Mt. Vernon School Corp. sued the parents in Indianapolis Federal Court.
The public school district claims it went above and beyond the requirements of the Individuals With Disabilities in Education (IDEA) Act, even after the defendant M. family had declined its services, after originally participating in the school’s plan and agreeing with it.
Under the IDEA, school must develop an individually tailored education plan (IEP) for parents who demand one.
Public schools can be required to pay for the cost of carrying out a child’s IEP, which in the case of severely disabled children can come to hundreds of thousands of dollars a year.
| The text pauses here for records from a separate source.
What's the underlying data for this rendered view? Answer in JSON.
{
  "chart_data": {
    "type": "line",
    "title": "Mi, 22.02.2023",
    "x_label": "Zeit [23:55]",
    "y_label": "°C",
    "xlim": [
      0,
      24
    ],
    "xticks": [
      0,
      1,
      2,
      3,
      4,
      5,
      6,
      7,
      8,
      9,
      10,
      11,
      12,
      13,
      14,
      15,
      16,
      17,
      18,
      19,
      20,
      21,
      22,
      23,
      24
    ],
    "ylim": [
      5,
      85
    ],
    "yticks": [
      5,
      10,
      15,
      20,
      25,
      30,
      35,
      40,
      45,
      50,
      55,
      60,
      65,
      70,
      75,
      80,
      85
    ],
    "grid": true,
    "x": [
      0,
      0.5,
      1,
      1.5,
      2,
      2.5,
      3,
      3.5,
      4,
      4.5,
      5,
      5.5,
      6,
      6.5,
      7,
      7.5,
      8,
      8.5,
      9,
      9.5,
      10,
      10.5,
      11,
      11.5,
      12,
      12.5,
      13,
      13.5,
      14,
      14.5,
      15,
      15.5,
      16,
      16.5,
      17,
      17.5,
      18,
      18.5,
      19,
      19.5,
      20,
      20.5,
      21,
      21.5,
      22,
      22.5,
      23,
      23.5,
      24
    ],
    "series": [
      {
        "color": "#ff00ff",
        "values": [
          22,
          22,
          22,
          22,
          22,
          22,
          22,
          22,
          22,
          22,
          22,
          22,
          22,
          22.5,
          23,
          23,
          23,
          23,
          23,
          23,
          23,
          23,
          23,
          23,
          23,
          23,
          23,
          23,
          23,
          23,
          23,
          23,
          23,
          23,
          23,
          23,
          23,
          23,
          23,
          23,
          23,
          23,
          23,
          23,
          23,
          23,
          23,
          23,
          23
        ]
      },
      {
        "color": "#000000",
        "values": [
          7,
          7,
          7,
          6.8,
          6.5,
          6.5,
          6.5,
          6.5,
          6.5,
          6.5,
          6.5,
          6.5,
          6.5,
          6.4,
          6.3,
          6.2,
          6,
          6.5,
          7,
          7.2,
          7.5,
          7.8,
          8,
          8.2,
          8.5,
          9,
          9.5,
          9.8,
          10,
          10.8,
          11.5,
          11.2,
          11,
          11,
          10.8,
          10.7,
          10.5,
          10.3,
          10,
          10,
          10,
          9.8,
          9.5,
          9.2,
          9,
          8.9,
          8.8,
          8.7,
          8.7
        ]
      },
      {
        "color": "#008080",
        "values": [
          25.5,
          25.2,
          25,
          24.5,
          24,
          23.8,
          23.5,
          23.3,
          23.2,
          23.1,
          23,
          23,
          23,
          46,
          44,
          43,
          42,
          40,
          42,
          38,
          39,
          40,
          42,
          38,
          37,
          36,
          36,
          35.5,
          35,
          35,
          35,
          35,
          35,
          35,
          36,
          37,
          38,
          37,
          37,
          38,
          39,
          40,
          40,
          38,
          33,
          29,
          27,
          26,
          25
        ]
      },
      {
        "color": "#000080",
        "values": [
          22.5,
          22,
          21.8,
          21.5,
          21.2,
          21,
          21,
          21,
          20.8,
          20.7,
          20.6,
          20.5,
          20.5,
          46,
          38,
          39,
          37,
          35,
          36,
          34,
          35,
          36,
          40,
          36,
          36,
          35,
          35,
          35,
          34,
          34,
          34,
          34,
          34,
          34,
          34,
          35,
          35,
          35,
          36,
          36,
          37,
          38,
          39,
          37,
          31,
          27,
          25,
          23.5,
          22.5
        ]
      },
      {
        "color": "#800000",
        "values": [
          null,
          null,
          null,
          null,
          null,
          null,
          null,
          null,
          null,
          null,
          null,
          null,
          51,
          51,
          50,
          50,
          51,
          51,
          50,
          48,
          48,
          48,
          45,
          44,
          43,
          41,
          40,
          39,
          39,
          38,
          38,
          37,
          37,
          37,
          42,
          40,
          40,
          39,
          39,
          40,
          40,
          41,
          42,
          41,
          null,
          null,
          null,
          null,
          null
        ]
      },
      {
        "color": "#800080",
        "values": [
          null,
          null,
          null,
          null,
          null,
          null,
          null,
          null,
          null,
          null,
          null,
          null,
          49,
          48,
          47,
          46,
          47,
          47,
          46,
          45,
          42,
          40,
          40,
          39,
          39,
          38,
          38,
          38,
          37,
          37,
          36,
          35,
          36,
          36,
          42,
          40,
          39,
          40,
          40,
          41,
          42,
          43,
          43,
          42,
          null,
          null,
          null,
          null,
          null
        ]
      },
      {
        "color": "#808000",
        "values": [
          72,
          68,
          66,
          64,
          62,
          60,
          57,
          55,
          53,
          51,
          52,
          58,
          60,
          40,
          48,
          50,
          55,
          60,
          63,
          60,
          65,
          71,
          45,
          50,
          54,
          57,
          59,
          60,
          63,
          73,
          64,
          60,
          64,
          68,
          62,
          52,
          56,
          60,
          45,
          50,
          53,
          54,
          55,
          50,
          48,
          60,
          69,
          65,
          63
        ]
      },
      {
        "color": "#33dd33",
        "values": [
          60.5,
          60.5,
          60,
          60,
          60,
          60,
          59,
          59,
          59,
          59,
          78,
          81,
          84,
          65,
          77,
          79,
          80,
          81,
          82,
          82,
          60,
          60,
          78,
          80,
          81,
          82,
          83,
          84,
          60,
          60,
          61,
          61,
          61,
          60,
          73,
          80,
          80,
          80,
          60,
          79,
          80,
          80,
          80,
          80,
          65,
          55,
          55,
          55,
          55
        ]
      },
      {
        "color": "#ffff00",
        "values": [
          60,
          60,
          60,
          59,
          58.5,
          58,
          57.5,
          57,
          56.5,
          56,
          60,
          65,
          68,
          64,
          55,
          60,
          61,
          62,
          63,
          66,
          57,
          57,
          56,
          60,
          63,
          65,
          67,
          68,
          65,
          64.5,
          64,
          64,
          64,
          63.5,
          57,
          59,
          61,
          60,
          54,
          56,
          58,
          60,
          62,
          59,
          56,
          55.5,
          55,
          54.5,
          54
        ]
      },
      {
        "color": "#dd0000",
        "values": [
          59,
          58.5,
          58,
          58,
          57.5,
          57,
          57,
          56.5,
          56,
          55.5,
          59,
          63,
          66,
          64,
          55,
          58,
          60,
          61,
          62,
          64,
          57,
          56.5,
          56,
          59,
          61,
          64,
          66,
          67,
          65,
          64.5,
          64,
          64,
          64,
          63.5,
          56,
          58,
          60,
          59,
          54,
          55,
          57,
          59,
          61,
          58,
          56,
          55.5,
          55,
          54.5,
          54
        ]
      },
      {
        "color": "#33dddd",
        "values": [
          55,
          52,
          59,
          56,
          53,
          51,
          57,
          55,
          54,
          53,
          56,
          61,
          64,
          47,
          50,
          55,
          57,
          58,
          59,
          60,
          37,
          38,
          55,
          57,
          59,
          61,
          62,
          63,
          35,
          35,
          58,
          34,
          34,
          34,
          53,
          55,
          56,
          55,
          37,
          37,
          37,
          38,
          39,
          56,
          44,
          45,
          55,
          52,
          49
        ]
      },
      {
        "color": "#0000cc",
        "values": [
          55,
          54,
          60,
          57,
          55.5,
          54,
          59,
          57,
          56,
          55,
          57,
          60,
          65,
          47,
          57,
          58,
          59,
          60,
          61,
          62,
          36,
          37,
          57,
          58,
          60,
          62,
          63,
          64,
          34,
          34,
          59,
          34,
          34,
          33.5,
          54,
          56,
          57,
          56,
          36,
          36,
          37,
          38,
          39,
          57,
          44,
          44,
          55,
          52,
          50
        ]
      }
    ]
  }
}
Mt. Vernon claims, among other things, that the defendant parents, who requested “private placement,” demanded, and received a due process hearing.
“At the due process hearing, the defendants presented zero evidence of a program tailored to meet the individual needs of [the child] A.M.,” according to the complaint.
Mt. Vernon says that the only witness who appeared at the hearing for the private placement service “indicated that:
“a) she did not feel comfortable speaking about A.M.’s needs;
“b) that [the private placement service] had not met A.M. or evaluated him;
“c) that [the private placement service] did not have an IEP developed for A.M. and
“d) that there was not behavior plan or transition plan developed.
“This clearly does not meet defendants’ burden of demonstrating the appropriateness of a program individualized for A.M,” the complaint states.
Nonetheless, the Independent Hearing Officer ruled for the parents, and ordered the private provider to “devise an IEP” for the child, to be implemented by the private provider.
Mt. Vernon appeals that ruling to the Federal Court. It claims, among other things, that the hearing officer abused her discretion by not allowing the school to even “ask relevant questions of the defendants.”